NEW BRAUNFELS — AUTO RE-DIRECT
This studio was a hybrid landscape architecture / architecture project on a real site in New Braunfels Texas. The land is owned by the New Braunfels Utility and serves as the primary hub for water distribution for the city. For decades the site remained a sheet of asphault, nearly 100% impervious cover, that drained into the Comal River with no public, ecological, or aesthetic value. The utility decided to rejuvenate the site and employed Ten Eyck, Lake Flato, and ecologists from the Lady Bird Johnson Wildflower Center to recover the hydrological function of the site and to restore natural habitat. Additionally some buildings were adapted / built on the site to provide a small amount of public and private programming.
Prioritizing these two goals of ecology and hydrology, our team decided that the land forms (constructed) should dictate the building placement. Our logic was that the landforms would determine the surface water flow, which in turn would determine the ecological habitat, which in turn would influence the placement of paths and programmable outdoor space (shade being the primary requirement in the Texas heat), which in turn would lead to ideal locations for buildings. Accordingly we carefully devised a cut & fill scheme for the site which would result in local high and low points to detain the water flowing across the site so it could be reabsorbed into the ground water table. The subtlety of these land forms are visible in the un-planted site model below.
above: class visit to the Lady Bird Johnson Wildflower Center
Encouraged to develop a more ambitious program that the one actually being created, our team decided to design a School for Craft and Ecology with an associated daycare / center for early childhood education. Our educational mission was to provide the opportunity for learning outside the normal matriculated school system, specifically in regard to the value and techniques for restoring, protecting and harmoniously living in the native landscape. Our target demographic was portion of the population outside of the normal educational age—under five, and over thirty. Our architectural mission was to enable a 24 hour use of the site and to drive revenue, with commercial, residential and educational aspects intermingled. Classroom space for adults and children, artists residences, a restaurant and teaching kitchen, as well as multiple retail spaces were arranged on the site. After-work classes for adults, for example, combined with drop-in daycare, is one way this would be accomplished. Our ecological mission, mentioned above, was to restore the hydrologic function of the site, and by extension the botanical and animal habitat. It was important for us to intertwine all three missions so that none could be said to be a priority.

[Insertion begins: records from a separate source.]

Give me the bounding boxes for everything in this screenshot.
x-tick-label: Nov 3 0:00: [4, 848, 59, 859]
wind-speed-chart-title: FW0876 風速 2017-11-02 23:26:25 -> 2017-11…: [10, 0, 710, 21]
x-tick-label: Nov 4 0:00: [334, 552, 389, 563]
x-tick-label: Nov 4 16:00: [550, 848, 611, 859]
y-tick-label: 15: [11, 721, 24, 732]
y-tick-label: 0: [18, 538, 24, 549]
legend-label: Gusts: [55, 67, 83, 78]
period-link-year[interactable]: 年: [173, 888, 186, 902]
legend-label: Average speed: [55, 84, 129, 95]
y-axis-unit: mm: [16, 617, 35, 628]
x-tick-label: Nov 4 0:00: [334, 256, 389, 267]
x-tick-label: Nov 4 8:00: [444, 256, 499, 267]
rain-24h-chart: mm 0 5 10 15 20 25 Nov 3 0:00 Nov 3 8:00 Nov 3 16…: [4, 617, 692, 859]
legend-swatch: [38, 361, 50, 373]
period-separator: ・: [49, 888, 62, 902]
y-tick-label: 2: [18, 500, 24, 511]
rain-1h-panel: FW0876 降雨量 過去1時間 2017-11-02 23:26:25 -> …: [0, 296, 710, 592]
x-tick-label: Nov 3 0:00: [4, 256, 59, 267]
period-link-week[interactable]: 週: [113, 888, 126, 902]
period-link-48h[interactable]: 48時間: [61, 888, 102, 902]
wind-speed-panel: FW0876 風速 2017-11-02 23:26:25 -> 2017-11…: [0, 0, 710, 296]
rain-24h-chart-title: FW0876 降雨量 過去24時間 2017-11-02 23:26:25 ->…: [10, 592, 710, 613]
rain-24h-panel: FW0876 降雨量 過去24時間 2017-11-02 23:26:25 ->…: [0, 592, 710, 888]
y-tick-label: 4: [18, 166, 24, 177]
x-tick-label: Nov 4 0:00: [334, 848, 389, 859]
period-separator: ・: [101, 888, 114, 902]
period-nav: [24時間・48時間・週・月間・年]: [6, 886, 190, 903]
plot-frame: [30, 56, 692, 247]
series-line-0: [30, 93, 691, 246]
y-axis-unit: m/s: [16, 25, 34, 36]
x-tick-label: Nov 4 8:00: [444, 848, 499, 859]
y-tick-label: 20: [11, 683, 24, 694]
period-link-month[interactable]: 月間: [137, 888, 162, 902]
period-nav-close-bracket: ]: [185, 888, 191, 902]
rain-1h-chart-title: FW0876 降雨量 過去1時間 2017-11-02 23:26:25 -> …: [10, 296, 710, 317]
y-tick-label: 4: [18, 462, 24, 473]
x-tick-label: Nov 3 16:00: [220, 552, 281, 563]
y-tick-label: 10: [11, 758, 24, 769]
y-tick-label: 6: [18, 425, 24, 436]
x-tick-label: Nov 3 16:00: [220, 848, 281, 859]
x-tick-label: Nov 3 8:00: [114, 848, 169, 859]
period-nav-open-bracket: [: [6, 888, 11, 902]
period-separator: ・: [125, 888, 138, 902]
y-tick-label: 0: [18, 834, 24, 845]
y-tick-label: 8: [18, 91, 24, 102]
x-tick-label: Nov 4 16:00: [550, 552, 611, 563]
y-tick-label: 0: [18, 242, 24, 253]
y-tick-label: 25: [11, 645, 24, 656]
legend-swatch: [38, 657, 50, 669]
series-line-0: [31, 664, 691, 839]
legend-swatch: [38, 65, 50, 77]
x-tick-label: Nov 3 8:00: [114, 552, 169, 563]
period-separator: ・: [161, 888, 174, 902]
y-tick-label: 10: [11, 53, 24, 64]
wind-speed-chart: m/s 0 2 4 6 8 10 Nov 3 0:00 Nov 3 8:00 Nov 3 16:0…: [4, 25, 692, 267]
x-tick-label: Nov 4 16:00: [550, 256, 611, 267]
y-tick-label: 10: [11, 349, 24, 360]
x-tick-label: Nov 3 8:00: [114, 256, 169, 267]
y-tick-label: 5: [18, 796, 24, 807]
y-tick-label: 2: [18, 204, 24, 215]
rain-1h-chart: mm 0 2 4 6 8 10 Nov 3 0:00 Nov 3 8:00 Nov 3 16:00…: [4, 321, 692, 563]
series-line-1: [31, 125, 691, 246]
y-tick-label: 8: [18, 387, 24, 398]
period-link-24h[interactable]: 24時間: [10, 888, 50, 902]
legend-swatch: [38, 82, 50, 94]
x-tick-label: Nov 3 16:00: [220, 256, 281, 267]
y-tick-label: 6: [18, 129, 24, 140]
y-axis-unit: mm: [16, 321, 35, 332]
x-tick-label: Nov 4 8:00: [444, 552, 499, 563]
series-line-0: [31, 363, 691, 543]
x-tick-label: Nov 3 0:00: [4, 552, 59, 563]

Moving forward, our team split off to develop a portion of the site in more detail. I focused on the aspect of the program dedicated to hosting events, e.g. weddings, as well as serving as a gallery space for the art / craft created on the site by the resident artists. The primary architectural problems I chose to address were two: A) how to create outdoor space that was inhabitable in the heat, and B) how to work an accessible ramp through the building that would serve as the deep eaves for the south & east facades as well as an intriguing way to view the artwork in the gallery as it spirals through the back of the building.